【bzoj3505】 Cqoi2014—数三角形

http://www.lydsy.com/JudgeOnline/problem.php?id=3505 (题目链接)

题意

　　给定一个n*m的网格，请计算三点都在格点上的三角形共有多少个。

Solution

$${ans=平面中选三个点的方案数-三点共线的方案数}$$

$${ans=C_{(n+1)*(m+1)}^{3}-(n+1)*C_{m+1}^{3}-(m+1)*C_{n+1}^{3}-斜的三点共线的方案数}$$

　　斜的三点共线方案数不会求。。

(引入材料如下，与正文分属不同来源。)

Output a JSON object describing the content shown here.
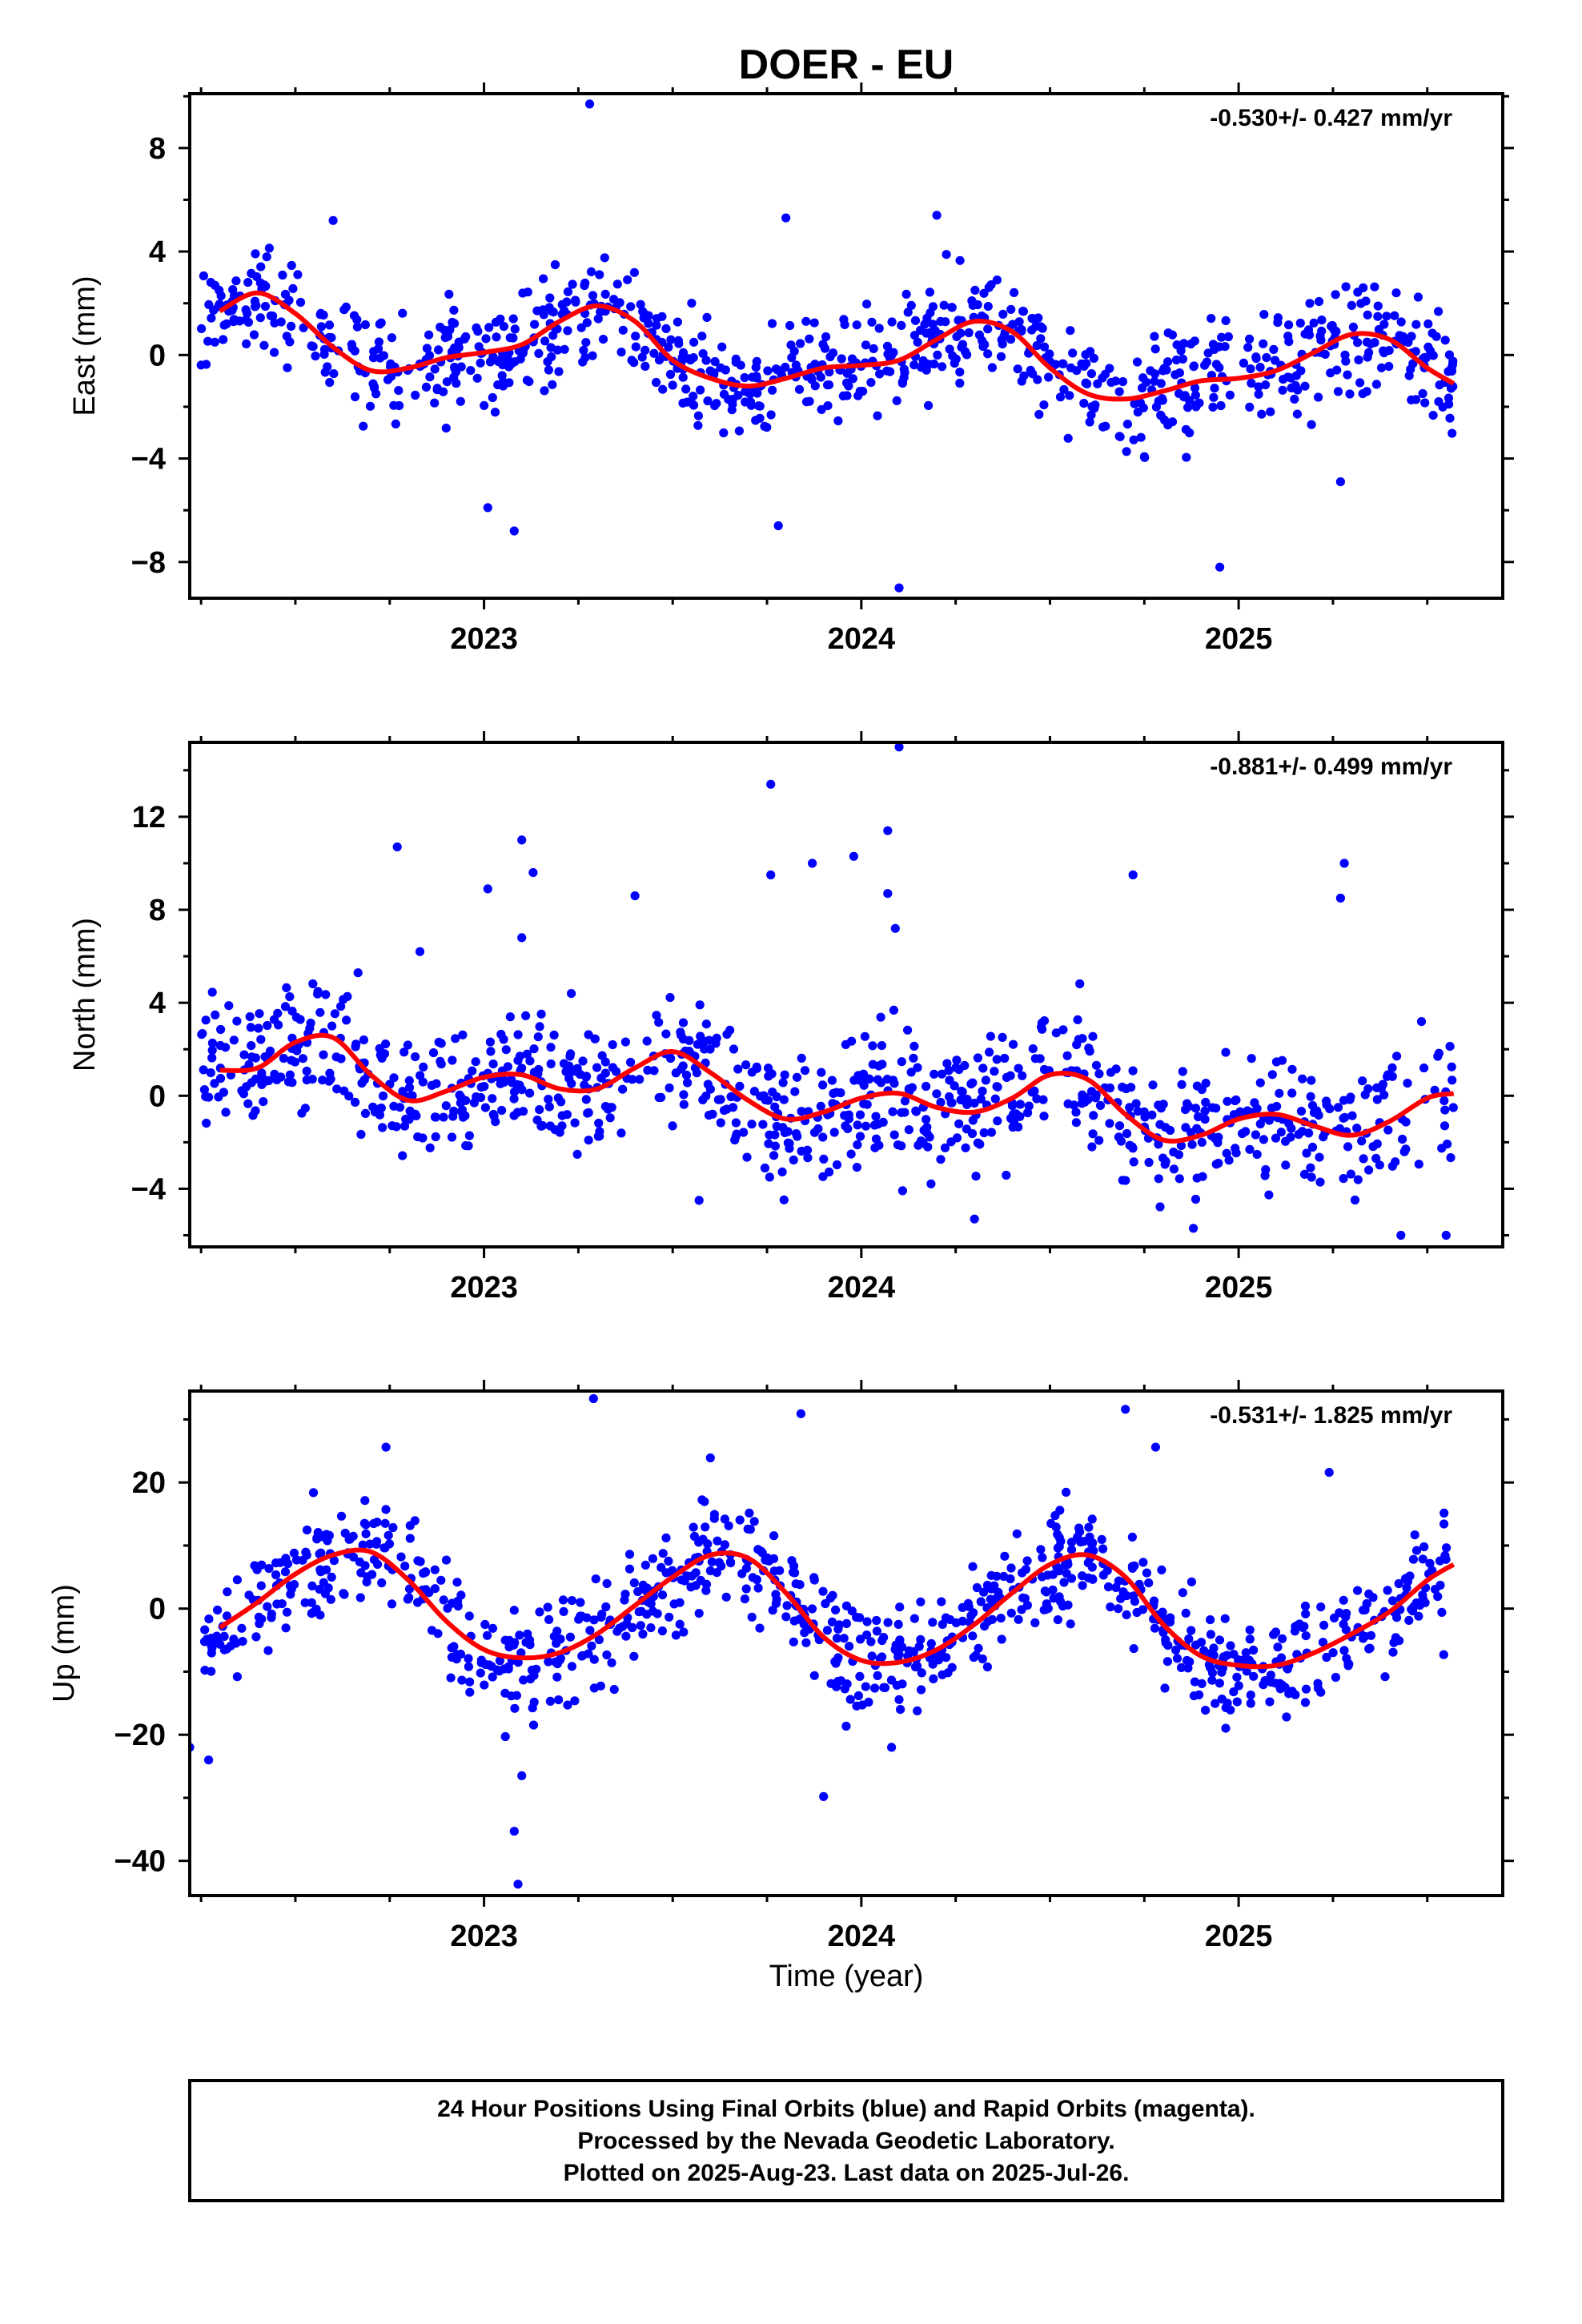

左转题解：http://blog.csdn.net/zhb1997/article/details/38474795

细节

　　LL

代码

// bzoj3505
#include<algorithm>
#include<iostream>
#include<cstdlib>
#include<cstring>
#include<cstdio>
#include<cmath>
#include<queue>
#define LL long long
#define inf 10000000
#define Pi acos(-1.0)
#define free(a) freopen(a".in","r",stdin),freopen(a".out","w",stdout);
using namespace std;

int n,m;
LL c[2000010][4];

int gcd(int a,int b) {
	return b==0 ? a : gcd(b,a%b);
}
int main() {
	scanf("%d%d",&n,&m);
	for (int i=0;i<=(n+1)*(m+1);i++) c[i][0]=1;
	for (int i=1;i<=(n+1)*(m+1);i++)
		for (int j=1;j<=min(3,i);j++) c[i][j]=c[i-1][j-1]+c[i-1][j];
	LL ans=c[(n+1)*(m+1)][3]-(n+1)*c[m+1][3]-(m+1)*c[n+1][3];
	for (int i=1;i<=n;i++)
		for (int j=1;j<=m;j++) {
			LL x=gcd(i,j)+1;
			if (x>2) ans-=(x-2)*2*(n-i+1)*(m-j+1);
		}
	printf("%lld",ans);
	return 0;
}